Page written by AI. Reviewed internally on March 27, 2024.


Profit, in a business context, is the financial gain or positive difference between total revenue and total expenses over a specific period of time.

What is profit?

Profit is a fundamental measure of a business’s financial performance and is a key indicator of its viability and success.

Formula for calculating profit:

Profit = total revenue – total expenses

Types of profit:

  1. Gross profit: This is the profit calculated before accounting for operating expenses. It reflects the profitability of the core business operations.
  2. Operating profit (operating income): This is the profit derived after accounting for operating expenses. It provides an indication of the profitability of the company’s core operations.
  3. Net profit (net income): This is the final profit figure after all expenses, including taxes and interest, have been subtracted from total revenue. It represents the overall profitability of the business.

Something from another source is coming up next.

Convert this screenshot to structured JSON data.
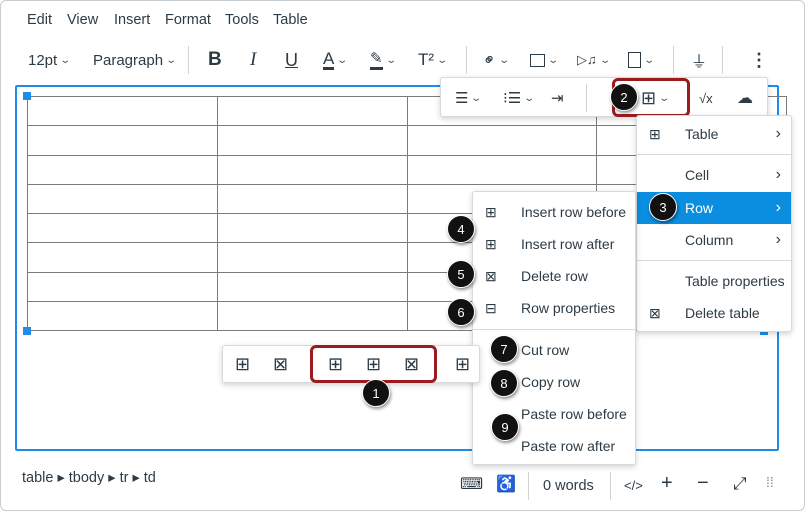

Profitability is a primary measure of a business’s success. It indicates whether a company is generating sufficient income to cover costs and generate a return on investment. Profit allows a business to provide returns to its shareholders through dividends, reinvestment, or share buybacks and will attract investors and lenders 

Example of profit

A bakery sells cupcakes for ₦3 each. The cost to make each cupcake, including ingredients and labor, is ₦1. After selling 100 cupcakes, the bakery’s total revenue is ₦300 (₦3 x 100) and the total cost to make the cupcakes is ₦100 (₦1 x 100).

Therefore, the bakery’s profit is ₦200.